Re: Keeping the split token in a Java regular expression
On 03/27/2012 01:26 AM, Lew wrote:
Stefan Ram wrote:
laredotornado writes:
What I would like to do is split the expression wherever I have an
public class Main
{
public static void split
( final java.lang.String text )
{ java.util.regex.Pattern pattern =
java.util.regex.Pattern.compile
( ".*?(?:am|pm),?", java.util.regex.Pattern.CASE_INSENSITIVE );
java.util.regex.Matcher matcher = pattern.matcher( text );
while( matcher.find() )
java.lang.System.out.println( matcher.group( 0 )); }
public static void main( final java.lang.String[] args )
{ split( "Fri 7:30 PM, Sat 2 PM, Sun 2:30 PM" ); }}
This excellent (except for layout) example deserves to be archived.

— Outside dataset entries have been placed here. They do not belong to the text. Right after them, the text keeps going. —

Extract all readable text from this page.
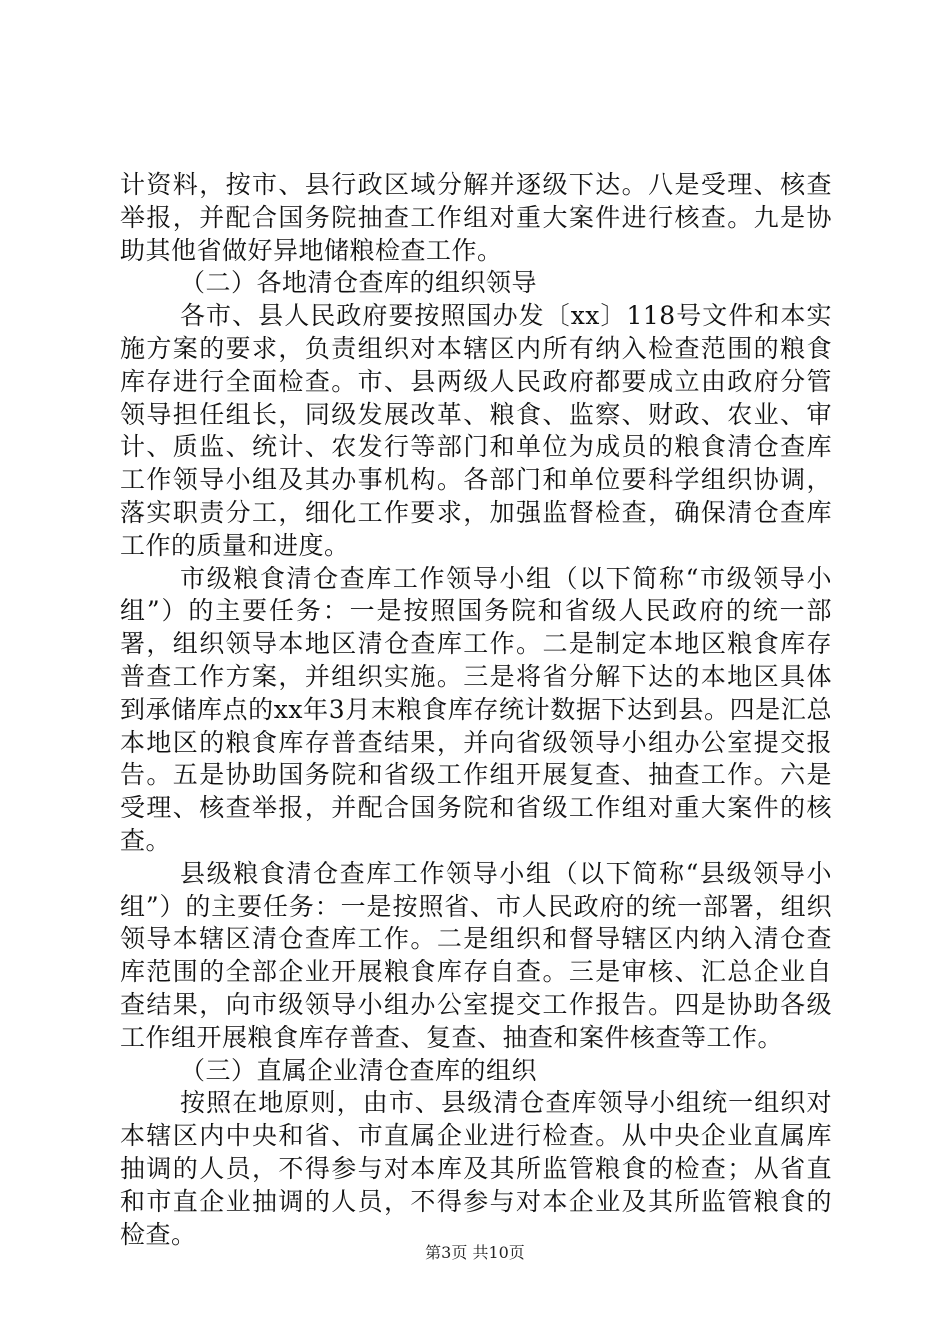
计资料，按市、县行政区域分解并逐级下达。八是受理、核查举报，并配合国务院抽查工作组对重大案件进行核查。九是协助其他省做好异地储粮检查工作。

（二）各地清仓查库的组织领导

各市、县人民政府要按照国办发〔xx〕118号文件和本实施方案的要求，负责组织对本辖区内所有纳入检查范围的粮食库存进行全面检查。市、县两级人民政府都要成立由政府分管领导担任组长，同级发展改革、粮食、监察、财政、农业、审计、质监、统计、农发行等部门和单位为成员的粮食清仓查库工作领导小组及其办事机构。各部门和单位要科学组织协调，落实职责分工，细化工作要求，加强监督检查，确保清仓查库工作的质量和进度。

市级粮食清仓查库工作领导小组（以下简称“市级领导小组”）的主要任务：一是按照国务院和省级人民政府的统一部署，组织领导本地区清仓查库工作。二是制定本地区粮食库存普查工作方案，并组织实施。三是将省分解下达的本地区具体到承储库点的xx年3月末粮食库存统计数据下达到县。四是汇总本地区的粮食库存普查结果，并向省级领导小组办公室提交报告。五是协助国务院和省级工作组开展复查、抽查工作。六是受理、核查举报，并配合国务院和省级工作组对重大案件的核查。

县级粮食清仓查库工作领导小组（以下简称“县级领导小组”）的主要任务：一是按照省、市人民政府的统一部署，组织领导本辖区清仓查库工作。二是组织和督导辖区内纳入清仓查库范围的全部企业开展粮食库存自查。三是审核、汇总企业自查结果，向市级领导小组办公室提交工作报告。四是协助各级工作组开展粮食库存普查、复查、抽查和案件核查等工作。

（三）直属企业清仓查库的组织

按照在地原则，由市、县级清仓查库领导小组统一组织对本辖区内中央和省、市直属企业进行检查。从中央企业直属库抽调的人员，不得参与对本库及其所监管粮食的检查；从省直和市直企业抽调的人员，不得参与对本企业及其所监管粮食的检查。

第3页 共10页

What do you find excellent about this? I find it has some deficiencies
- the separator is included in the match (which goes against the
requirements despite the thread subject)
- spaces after a separator comma are included in the next token as
leading text
- the method really does more than splitting (namely printing), so the
name does not reflect what's going on
- the Pattern is compiled on _every_ invocation of the method
- the method is unnecessary restricted, argument type CharSequence is
sufficient
Test output for
"Fri 7:30 PM, Sat 2 PM, Sun 2:30 PM"
"Fri 8 PM, Sat 1, 3, and 5 PM"
Fri 7:30 PM,
Sat 2 PM,
Sun 2:30 PM
---
Fri 8 PM,
Sat 1, 3, and 5 PM
---
I would change that to
import java.util.ArrayList;
import java.util.List;
import java.util.regex.Matcher;
import java.util.regex.Pattern;
public class Main {
private static final Pattern SPLIT_PATTERN = Pattern.compile(
"(\\S.*?(?:am|pm))(?:,\\s*)?", Pattern.CASE_INSENSITIVE);
public static void splitPrint(final CharSequence text) {
for (final Matcher m = SPLIT_PATTERN.matcher(text); m.find();) {
System.out.println(m.group(1));
}
}
public static List<String> split(final CharSequence text) {
final List<String> result = new ArrayList<String>();
for (final Matcher m = SPLIT_PATTERN.matcher(text); m.find();) {
result.add(m.group(1));
}
return result;
}
public static void main(final java.lang.String[] args) {
splitPrint("Fri 7:30 PM, Sat 2 PM, Sun 2:30 PM");
System.out.println("---");
splitPrint("Fri 8 PM, Sat 1, 3, and 5 PM");
System.out.println("---");
}
}
I might even sneak a "\\s*" in between "pm)" and "(?:," to even catch
cases where there are spaces before the separator.
Kind regards
robert